MEDIUM

Unique Paths II

You are given an m x n integer array grid. There is a robot initially located at the top-left corner (i.e., grid[0][0]). The robot tries to move to the bottom-right corner (i.e., grid[m-1][n-1]). The robot can only move either down or right at any point in time.

An obstacle and space are marked as 1 or 0 respectively in grid. A path that the robot takes cannot go through any obstacles.

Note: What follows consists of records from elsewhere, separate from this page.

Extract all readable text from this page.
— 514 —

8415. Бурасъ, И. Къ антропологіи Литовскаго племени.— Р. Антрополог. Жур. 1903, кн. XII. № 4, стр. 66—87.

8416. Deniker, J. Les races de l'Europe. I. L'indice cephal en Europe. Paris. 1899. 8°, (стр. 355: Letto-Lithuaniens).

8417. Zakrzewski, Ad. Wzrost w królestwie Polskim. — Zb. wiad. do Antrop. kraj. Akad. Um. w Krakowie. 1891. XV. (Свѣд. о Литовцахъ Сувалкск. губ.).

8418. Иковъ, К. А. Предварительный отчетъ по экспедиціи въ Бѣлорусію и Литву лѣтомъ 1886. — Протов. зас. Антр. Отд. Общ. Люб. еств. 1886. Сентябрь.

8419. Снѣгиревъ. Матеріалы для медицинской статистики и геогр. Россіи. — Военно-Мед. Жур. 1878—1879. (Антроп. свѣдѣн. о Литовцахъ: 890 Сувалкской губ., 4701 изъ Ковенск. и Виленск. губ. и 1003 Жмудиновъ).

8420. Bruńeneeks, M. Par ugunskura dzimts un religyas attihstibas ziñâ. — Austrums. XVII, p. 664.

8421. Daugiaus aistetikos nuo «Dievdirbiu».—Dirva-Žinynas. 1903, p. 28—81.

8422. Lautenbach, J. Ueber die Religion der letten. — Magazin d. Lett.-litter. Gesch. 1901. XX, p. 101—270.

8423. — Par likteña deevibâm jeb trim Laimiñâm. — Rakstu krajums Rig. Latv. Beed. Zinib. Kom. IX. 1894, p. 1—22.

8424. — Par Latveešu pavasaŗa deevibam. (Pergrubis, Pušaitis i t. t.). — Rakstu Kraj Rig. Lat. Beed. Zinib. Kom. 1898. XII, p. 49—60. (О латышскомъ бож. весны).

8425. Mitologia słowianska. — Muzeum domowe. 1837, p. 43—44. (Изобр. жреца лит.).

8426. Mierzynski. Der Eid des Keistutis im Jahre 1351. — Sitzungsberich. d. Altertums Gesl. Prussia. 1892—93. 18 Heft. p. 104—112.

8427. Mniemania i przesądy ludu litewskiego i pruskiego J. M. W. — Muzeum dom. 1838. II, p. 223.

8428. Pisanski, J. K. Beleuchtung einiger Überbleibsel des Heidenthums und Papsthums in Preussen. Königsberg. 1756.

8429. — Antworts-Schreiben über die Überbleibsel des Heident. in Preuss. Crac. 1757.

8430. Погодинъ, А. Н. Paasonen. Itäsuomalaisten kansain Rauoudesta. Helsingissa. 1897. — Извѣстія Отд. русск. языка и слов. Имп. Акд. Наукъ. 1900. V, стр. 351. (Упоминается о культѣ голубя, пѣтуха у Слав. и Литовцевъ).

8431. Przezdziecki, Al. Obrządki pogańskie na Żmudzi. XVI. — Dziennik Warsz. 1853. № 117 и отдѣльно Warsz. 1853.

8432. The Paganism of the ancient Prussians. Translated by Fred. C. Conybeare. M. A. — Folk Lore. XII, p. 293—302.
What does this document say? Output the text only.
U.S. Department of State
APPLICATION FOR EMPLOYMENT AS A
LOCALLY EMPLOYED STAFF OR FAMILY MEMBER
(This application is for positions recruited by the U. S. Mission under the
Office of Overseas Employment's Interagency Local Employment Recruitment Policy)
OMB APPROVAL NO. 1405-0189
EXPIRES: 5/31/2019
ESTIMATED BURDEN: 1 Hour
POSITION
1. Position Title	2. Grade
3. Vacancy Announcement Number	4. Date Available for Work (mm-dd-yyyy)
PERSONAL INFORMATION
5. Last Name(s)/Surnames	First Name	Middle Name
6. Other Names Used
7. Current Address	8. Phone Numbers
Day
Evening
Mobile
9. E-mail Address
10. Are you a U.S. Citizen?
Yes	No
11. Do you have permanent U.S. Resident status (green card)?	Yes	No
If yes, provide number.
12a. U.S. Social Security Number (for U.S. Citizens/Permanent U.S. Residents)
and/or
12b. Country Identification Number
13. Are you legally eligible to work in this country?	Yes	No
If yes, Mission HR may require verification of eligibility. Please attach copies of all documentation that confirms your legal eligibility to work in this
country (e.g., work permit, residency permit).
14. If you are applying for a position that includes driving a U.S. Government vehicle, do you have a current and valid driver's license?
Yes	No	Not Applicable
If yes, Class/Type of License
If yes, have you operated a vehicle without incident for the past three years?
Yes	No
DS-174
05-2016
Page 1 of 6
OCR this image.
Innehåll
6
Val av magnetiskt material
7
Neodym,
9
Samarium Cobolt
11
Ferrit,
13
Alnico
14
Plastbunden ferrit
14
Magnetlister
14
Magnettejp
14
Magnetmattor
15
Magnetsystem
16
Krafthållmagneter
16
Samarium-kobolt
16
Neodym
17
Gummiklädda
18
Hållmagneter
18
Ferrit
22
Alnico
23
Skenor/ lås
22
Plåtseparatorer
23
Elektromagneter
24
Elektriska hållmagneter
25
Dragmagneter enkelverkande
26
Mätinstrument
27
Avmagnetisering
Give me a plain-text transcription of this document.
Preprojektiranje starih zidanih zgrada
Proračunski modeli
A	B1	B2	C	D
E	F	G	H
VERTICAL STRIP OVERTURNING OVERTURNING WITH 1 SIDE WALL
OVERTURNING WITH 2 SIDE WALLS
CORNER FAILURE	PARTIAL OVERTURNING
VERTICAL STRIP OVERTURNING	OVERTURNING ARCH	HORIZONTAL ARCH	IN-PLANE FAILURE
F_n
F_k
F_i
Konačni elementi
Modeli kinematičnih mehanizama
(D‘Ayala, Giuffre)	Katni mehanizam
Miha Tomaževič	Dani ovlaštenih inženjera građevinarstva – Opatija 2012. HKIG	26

Return the number of possible unique paths that the robot can take to reach the bottom-right corner.

Example

Input:

obstacleGrid = [[0,0,0],[0,1,0],[0,0,0]]

Output:

Explanation: There is one obstacle in the middle of the 3x3 grid above. There are two ways to reach the bottom-right corner: 1. Right -> Right -> Down -> Down 2. Down -> Down -> Right -> Right

Constraints

m == obstacleGrid.length
n == obstacleGrid[i].length
1 ≤ m, n ≤ 100
obstacleGrid[i][j] is 0 or 1.

Solution: Dynamic Programming

Time Complexity: O(mn)
Space Complexity: O(n)

C++

class Solution {
public:
    int uniquePathsWithObstacles(vector<vector<int>>& obstacleGrid) {
        int m = obstacleGrid.size(), n = obstacleGrid[0].size();
        vector<int> dp(n, 0);
        dp[0] = (obstacleGrid[0][0] == 0) ? 1 : 0;
        for (int i = 0; i < m; ++i) {
            for (int j = 0; j < n; ++j) {
                if (obstacleGrid[i][j] == 1) {
                    dp[j] = 0;
                } else if (j > 0) {
                    dp[j] += dp[j - 1];
                }
            }
        }
        return dp[n - 1];
    }
};